The wedding dress was made by Fátima González Atelier - a rustic cut, silk fabric, no overcomplicated structure. „I wanted a dress I could wear all day and forget what I had on," Kristina says. „I didn't want a corset that wouldn't let me sit." The bouquet - wildflowers she picked herself in a meadow. Not white roses, not callas.

The Turkish elements were precisely scattered through the wedding. The little guest gifts were bracelets with the „nazar" - the Turkish eye against bad luck - made in Istanbul and brought over specially. At the formal dinner, parallel to classic Spanish jamón, a kebab truck showed up with authentic dishes. Guests lined up for a durum in one hand and a glass of Rioja in the other. A scene that would have caught some great-grandmother completely off guard.

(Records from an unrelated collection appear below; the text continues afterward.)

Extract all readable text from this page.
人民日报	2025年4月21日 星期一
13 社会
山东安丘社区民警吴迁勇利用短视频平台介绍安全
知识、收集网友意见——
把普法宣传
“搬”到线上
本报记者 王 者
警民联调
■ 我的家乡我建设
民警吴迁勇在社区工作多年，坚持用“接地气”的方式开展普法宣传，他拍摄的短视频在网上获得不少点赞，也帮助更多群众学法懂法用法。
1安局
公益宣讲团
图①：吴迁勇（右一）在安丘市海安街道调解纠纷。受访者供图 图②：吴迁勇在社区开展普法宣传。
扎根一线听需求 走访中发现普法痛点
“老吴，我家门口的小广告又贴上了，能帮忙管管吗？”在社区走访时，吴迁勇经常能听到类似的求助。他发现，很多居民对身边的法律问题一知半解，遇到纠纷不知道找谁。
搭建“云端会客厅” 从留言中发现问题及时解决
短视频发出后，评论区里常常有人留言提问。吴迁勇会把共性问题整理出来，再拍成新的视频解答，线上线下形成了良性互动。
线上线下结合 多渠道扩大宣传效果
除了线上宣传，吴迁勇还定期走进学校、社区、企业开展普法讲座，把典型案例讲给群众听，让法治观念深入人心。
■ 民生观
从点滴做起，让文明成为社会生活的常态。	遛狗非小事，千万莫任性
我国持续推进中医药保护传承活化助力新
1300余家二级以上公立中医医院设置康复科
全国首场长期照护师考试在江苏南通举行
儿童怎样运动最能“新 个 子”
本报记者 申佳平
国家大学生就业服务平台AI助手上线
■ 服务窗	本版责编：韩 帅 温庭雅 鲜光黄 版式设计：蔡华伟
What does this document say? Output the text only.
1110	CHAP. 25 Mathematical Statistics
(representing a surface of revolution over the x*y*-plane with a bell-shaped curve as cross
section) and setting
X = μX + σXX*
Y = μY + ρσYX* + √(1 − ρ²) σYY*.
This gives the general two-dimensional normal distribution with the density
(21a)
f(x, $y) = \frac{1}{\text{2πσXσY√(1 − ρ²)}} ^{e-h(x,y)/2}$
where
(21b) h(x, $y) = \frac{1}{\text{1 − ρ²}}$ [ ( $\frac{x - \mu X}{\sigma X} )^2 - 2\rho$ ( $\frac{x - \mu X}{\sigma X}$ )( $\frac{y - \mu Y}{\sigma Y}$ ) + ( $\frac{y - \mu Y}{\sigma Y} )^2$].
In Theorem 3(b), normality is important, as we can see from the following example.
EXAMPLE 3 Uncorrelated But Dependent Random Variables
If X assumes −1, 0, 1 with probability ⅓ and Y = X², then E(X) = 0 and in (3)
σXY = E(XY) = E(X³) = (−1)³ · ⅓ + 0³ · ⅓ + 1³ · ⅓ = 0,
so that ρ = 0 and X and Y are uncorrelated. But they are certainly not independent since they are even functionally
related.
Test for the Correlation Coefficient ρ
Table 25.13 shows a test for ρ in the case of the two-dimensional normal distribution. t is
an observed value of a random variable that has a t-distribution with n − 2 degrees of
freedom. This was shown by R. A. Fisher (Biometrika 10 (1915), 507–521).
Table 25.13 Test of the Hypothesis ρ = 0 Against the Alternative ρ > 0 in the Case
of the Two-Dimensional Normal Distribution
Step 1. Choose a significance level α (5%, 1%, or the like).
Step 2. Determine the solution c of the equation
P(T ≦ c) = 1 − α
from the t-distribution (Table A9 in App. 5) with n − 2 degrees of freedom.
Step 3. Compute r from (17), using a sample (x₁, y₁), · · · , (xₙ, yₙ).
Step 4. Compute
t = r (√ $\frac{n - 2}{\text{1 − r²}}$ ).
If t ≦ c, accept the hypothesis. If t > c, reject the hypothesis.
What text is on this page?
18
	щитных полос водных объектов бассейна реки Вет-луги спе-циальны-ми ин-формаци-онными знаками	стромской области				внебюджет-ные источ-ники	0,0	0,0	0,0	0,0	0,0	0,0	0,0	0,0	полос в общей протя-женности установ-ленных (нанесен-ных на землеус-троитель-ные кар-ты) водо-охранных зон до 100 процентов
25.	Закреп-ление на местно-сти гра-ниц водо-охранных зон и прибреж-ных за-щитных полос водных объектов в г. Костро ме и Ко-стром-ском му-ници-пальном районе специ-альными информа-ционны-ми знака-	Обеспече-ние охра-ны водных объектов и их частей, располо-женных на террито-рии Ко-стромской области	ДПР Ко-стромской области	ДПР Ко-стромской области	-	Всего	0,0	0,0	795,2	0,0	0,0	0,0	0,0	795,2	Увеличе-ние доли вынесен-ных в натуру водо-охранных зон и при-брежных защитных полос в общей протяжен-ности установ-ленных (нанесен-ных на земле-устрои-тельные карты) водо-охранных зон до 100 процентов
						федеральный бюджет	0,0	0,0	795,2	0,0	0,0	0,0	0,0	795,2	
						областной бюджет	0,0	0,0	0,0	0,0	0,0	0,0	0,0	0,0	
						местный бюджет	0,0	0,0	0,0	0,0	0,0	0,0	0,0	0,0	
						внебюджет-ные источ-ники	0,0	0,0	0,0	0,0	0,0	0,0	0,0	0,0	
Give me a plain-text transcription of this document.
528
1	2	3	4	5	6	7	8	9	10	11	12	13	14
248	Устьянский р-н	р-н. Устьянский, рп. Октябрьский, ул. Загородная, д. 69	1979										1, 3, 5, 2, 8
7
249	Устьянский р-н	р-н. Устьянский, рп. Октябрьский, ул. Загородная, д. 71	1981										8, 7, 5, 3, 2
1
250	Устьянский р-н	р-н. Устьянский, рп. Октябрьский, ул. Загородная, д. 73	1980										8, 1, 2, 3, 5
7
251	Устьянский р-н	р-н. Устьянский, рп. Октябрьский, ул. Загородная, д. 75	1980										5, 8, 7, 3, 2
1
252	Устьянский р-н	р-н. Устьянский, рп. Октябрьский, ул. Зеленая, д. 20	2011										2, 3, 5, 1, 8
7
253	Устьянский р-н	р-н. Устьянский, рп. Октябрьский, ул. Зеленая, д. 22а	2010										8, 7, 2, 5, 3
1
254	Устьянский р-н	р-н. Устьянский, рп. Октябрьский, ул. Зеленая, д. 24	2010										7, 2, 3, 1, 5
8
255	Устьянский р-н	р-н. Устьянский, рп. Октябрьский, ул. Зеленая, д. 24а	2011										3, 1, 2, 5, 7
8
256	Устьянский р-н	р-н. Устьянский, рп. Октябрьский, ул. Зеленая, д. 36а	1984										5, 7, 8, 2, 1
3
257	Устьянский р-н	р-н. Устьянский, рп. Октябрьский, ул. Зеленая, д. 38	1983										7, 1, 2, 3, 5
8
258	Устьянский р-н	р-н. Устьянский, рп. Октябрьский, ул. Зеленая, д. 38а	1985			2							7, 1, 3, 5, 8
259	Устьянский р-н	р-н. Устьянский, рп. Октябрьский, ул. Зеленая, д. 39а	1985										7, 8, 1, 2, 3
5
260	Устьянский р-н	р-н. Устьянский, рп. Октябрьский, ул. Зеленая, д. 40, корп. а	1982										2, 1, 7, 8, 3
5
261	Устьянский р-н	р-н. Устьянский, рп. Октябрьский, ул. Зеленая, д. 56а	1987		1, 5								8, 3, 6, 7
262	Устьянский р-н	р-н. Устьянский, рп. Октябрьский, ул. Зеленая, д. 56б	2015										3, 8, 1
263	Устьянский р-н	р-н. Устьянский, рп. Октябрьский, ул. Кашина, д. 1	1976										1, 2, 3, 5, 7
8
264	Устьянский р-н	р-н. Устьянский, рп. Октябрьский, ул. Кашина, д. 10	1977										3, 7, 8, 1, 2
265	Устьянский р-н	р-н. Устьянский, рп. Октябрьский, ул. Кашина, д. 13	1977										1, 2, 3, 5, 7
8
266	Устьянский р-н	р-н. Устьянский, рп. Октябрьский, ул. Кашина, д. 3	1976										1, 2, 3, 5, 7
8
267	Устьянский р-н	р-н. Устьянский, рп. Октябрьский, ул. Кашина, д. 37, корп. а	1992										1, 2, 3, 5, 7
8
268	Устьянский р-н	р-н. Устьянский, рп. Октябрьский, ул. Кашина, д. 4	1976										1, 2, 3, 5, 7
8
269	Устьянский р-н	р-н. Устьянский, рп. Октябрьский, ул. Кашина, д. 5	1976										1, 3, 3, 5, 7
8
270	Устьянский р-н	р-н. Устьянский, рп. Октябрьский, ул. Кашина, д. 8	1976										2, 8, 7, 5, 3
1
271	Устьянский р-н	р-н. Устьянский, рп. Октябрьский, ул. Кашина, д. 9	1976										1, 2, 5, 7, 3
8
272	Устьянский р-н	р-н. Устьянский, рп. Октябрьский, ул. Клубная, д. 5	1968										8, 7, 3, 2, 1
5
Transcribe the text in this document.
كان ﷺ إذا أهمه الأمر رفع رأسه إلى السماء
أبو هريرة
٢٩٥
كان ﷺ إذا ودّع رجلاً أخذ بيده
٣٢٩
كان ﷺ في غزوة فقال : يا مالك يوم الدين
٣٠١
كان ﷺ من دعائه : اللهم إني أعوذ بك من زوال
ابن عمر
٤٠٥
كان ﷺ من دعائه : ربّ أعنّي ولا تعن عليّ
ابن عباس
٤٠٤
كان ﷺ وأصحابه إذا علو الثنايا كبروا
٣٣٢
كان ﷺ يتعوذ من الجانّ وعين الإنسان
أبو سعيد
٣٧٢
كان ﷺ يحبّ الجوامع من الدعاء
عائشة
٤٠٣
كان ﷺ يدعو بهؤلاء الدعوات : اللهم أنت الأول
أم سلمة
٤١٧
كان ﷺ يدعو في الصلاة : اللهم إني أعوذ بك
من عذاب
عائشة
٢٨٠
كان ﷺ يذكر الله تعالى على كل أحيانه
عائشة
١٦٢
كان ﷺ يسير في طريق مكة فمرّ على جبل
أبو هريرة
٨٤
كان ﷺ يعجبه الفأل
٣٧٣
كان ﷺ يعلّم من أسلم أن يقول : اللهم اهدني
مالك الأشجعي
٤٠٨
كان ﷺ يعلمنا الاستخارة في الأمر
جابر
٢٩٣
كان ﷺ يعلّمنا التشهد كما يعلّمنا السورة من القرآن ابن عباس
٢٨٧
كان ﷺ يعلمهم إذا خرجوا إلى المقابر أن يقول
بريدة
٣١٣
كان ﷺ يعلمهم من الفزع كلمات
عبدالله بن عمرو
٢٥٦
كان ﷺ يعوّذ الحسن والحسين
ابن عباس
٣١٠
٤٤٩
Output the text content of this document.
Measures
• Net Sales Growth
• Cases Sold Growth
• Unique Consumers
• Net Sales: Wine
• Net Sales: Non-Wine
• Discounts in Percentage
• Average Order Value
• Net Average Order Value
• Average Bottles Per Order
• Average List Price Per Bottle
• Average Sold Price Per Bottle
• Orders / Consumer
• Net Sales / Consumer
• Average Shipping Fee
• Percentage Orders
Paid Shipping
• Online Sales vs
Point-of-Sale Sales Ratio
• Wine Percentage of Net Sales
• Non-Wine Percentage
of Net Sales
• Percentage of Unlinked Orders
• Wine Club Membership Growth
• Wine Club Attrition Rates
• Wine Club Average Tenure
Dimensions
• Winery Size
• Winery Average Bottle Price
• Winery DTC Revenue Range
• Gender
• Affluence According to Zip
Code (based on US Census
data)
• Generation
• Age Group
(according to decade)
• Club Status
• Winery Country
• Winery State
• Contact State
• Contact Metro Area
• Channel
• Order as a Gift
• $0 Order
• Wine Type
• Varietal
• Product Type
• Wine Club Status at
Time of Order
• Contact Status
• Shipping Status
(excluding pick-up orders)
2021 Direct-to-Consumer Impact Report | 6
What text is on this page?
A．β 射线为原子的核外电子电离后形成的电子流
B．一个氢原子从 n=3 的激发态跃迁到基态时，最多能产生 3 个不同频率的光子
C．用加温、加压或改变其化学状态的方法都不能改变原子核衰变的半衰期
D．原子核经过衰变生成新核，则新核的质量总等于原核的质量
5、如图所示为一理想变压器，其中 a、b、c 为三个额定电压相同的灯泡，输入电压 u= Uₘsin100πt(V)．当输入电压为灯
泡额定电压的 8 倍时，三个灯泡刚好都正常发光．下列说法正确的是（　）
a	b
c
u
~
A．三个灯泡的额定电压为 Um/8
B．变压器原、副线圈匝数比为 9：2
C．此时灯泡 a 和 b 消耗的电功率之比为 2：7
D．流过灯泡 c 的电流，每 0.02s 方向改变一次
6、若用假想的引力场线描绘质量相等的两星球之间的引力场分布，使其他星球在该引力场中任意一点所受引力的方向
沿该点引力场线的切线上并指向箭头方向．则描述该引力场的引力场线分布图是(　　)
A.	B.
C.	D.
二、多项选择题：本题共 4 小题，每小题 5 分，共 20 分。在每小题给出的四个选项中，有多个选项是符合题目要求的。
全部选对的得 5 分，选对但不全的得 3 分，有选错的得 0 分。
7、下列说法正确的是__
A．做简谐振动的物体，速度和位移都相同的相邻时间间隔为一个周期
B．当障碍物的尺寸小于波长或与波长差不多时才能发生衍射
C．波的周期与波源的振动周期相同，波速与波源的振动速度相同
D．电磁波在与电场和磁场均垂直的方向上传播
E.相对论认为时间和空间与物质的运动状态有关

For „something old and blue," Kristina carried a bracelet that had belonged to her late mother-in-law - Turkish silver jewellery with a blue stone. Tucked inside the bouquet, hidden from view but known to her. Those personal symbols are what separate weddings by memory from weddings by photo album.

The place cards and seating chart were embroidered with flowers from Little Catalina. Imperial tables, natural linen, greenery hanging across the aisles. The wedding planner was Pilar of Miluca - who coordinated the details rather than dictating them. That's the difference from a standard modern wedding - a guide, not a designer. „I knew exactly what I wanted," the bride says. „I'd been to five weddings where I felt like a guest in a movie. I didn't want mine to be a movie."